The Bed of Bill Bones was an installation of sculpture, textiles, painting, sound, collaborative performance and metalworks that ran between August 17th-29th 2024 at The Horse Hospital, London.

The bed of Bill Bones is a ship in the night,

A rattly tram; a casket; a pram; 

A shell; a cocoon; the main space in the room;

A voyaging, seafaring, freight-crate of doom.

- The Book of Bill Bones

“Shipwrecked at The Horse Hospital, the artist’s bed finds itself at the centre of a strange world, enshrined amongst works that try to recall visions of a mystical and slippery alter ego. Scrawlings in charcoal and household emulsion on bedsheets and chip shop paper alongside embossed beer cans and precious, fused silver votive offerings depict fragments of origin stories that investigate the great conundrum… who or what is Bill Bones?

The sense of being cast adrift, alone in the bed, is an inescapable outcome of living with the chronic illness ‘ME’ for 25 years. Throughout Billie’s work, the bed flies, floats, sails and gallops through the landscapes it has inhabited, accruing the materials of those places as tools for diarising the journey along the way. It also brings with it qualities that are tempered by illness; unfinishedness, slowness, urgency and frustration. By taking this very private, longstanding relationship with the bed into the public realm and inviting collaborators in, the life of the bed-bound individual is turned inside-out and upside-down, unfolding a hermitage into a mythic pilgrimage through layered times and spaces. Spaces through which, hopefully, a new and expansive form of bed culture can thrive.

The Bed of Bill Bones marks the one year anniversary since 2023’s Flat 4, Old Arthur’s Bequest: an exhibition in an empty flat in Margate on the last day of Billie’s 7.5 year tenancy. Bill Bones was born there and all the works made there regurgitate the materiality of the flat: builder’s caulk, polyfiller and woodchip wallpaper, combined with the grotto-like unbleached chalkiness of the seashore at the end of Arthur Road.
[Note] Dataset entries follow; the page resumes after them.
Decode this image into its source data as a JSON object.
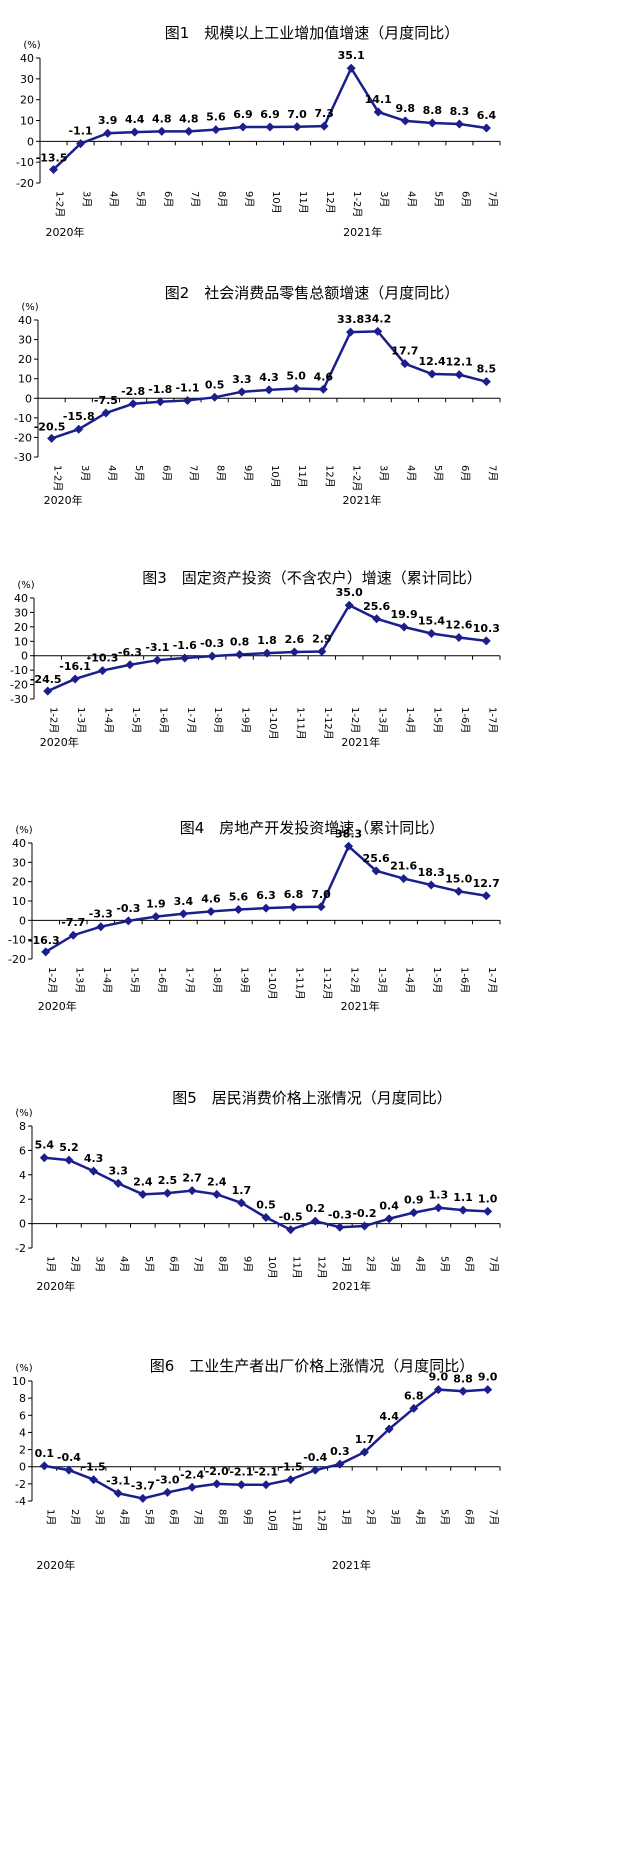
{
  "chart_data": [
    {
      "type": "line",
      "title": "图1　规模以上工业增加值增速（月度同比）",
      "unit": "(%)",
      "ylim": [
        -20,
        40
      ],
      "yticks": [
        -20,
        -10,
        0,
        10,
        20,
        30,
        40
      ],
      "categories": [
        "1-2月",
        "3月",
        "4月",
        "5月",
        "6月",
        "7月",
        "8月",
        "9月",
        "10月",
        "11月",
        "12月",
        "1-2月",
        "3月",
        "4月",
        "5月",
        "6月",
        "7月"
      ],
      "year_labels": [
        {
          "text": "2020年",
          "index": 0
        },
        {
          "text": "2021年",
          "index": 11
        }
      ],
      "values": [
        -13.5,
        -1.1,
        3.9,
        4.4,
        4.8,
        4.8,
        5.6,
        6.9,
        6.9,
        7.0,
        7.3,
        35.1,
        14.1,
        9.8,
        8.8,
        8.3,
        6.4
      ]
    },
    {
      "type": "line",
      "title": "图2　社会消费品零售总额增速（月度同比）",
      "unit": "(%)",
      "ylim": [
        -30,
        40
      ],
      "yticks": [
        -30,
        -20,
        -10,
        0,
        10,
        20,
        30,
        40
      ],
      "categories": [
        "1-2月",
        "3月",
        "4月",
        "5月",
        "6月",
        "7月",
        "8月",
        "9月",
        "10月",
        "11月",
        "12月",
        "1-2月",
        "3月",
        "4月",
        "5月",
        "6月",
        "7月"
      ],
      "year_labels": [
        {
          "text": "2020年",
          "index": 0
        },
        {
          "text": "2021年",
          "index": 11
        }
      ],
      "values": [
        -20.5,
        -15.8,
        -7.5,
        -2.8,
        -1.8,
        -1.1,
        0.5,
        3.3,
        4.3,
        5.0,
        4.6,
        33.8,
        34.2,
        17.7,
        12.4,
        12.1,
        8.5
      ]
    },
    {
      "type": "line",
      "title": "图3　固定资产投资（不含农户）增速（累计同比）",
      "unit": "(%)",
      "ylim": [
        -30,
        40
      ],
      "yticks": [
        -30,
        -20,
        -10,
        0,
        10,
        20,
        30,
        40
      ],
      "categories": [
        "1-2月",
        "1-3月",
        "1-4月",
        "1-5月",
        "1-6月",
        "1-7月",
        "1-8月",
        "1-9月",
        "1-10月",
        "1-11月",
        "1-12月",
        "1-2月",
        "1-3月",
        "1-4月",
        "1-5月",
        "1-6月",
        "1-7月"
      ],
      "year_labels": [
        {
          "text": "2020年",
          "index": 0
        },
        {
          "text": "2021年",
          "index": 11
        }
      ],
      "values": [
        -24.5,
        -16.1,
        -10.3,
        -6.3,
        -3.1,
        -1.6,
        -0.3,
        0.8,
        1.8,
        2.6,
        2.9,
        35.0,
        25.6,
        19.9,
        15.4,
        12.6,
        10.3
      ]
    },
    {
      "type": "line",
      "title": "图4　房地产开发投资增速（累计同比）",
      "unit": "(%)",
      "ylim": [
        -20,
        40
      ],
      "yticks": [
        -20,
        -10,
        0,
        10,
        20,
        30,
        40
      ],
      "categories": [
        "1-2月",
        "1-3月",
        "1-4月",
        "1-5月",
        "1-6月",
        "1-7月",
        "1-8月",
        "1-9月",
        "1-10月",
        "1-11月",
        "1-12月",
        "1-2月",
        "1-3月",
        "1-4月",
        "1-5月",
        "1-6月",
        "1-7月"
      ],
      "year_labels": [
        {
          "text": "2020年",
          "index": 0
        },
        {
          "text": "2021年",
          "index": 11
        }
      ],
      "values": [
        -16.3,
        -7.7,
        -3.3,
        -0.3,
        1.9,
        3.4,
        4.6,
        5.6,
        6.3,
        6.8,
        7.0,
        38.3,
        25.6,
        21.6,
        18.3,
        15.0,
        12.7
      ]
    },
    {
      "type": "line",
      "title": "图5　居民消费价格上涨情况（月度同比）",
      "unit": "(%)",
      "ylim": [
        -2,
        8
      ],
      "yticks": [
        -2,
        0,
        2,
        4,
        6,
        8
      ],
      "categories": [
        "1月",
        "2月",
        "3月",
        "4月",
        "5月",
        "6月",
        "7月",
        "8月",
        "9月",
        "10月",
        "11月",
        "12月",
        "1月",
        "2月",
        "3月",
        "4月",
        "5月",
        "6月",
        "7月"
      ],
      "year_labels": [
        {
          "text": "2020年",
          "index": 0
        },
        {
          "text": "2021年",
          "index": 12
        }
      ],
      "values": [
        5.4,
        5.2,
        4.3,
        3.3,
        2.4,
        2.5,
        2.7,
        2.4,
        1.7,
        0.5,
        -0.5,
        0.2,
        -0.3,
        -0.2,
        0.4,
        0.9,
        1.3,
        1.1,
        1.0
      ]
    },
    {
      "type": "line",
      "title": "图6　工业生产者出厂价格上涨情况（月度同比）",
      "unit": "(%)",
      "ylim": [
        -4,
        10
      ],
      "yticks": [
        -4,
        -2,
        0,
        2,
        4,
        6,
        8,
        10
      ],
      "categories": [
        "1月",
        "2月",
        "3月",
        "4月",
        "5月",
        "6月",
        "7月",
        "8月",
        "9月",
        "10月",
        "11月",
        "12月",
        "1月",
        "2月",
        "3月",
        "4月",
        "5月",
        "6月",
        "7月"
      ],
      "year_labels": [
        {
          "text": "2020年",
          "index": 0
        },
        {
          "text": "2021年",
          "index": 12
        }
      ],
      "values": [
        0.1,
        -0.4,
        -1.5,
        -3.1,
        -3.7,
        -3.0,
        -2.4,
        -2.0,
        -2.1,
        -2.1,
        -1.5,
        -0.4,
        0.3,
        1.7,
        4.4,
        6.8,
        9.0,
        8.8,
        9.0
      ]
    }
  ],
  "colors": {
    "line": "#1a1f8c",
    "marker": "#1a1f8c",
    "axis": "#000000",
    "text": "#000000"
  }
}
Following on from this show — and a move to a new house where the bedroom opens up onto a garden — new works are beginning to blossom. Alongside the works of Old Arthur, the new shoots sprout green and huge roots grow down, through the woods of Riddley Walker, past the rocks and bones of ancient reliquaries and sites of pilgrimage, and onwards, until the tendrils reach the cool, dark brown cobbles of The Horse Hospital.”

Alongside the exhibition I curated a series of events from the bed. There was collaborative performance from ‘broken folk’ troubadours Lunatraktors, who also collaborated on the soundscape for the show with me, a Riddley Walker discussion group led by English Heretics Jemma Cullen and Andy Sharp, an embossing station for people to make their own Beer Can Votive offerings and a closing performance from sound artist Melinda Bronstein.

In extreme gratitude to Alexia Marmara, Roger K Burton and Simon Blackburn for this opportunity.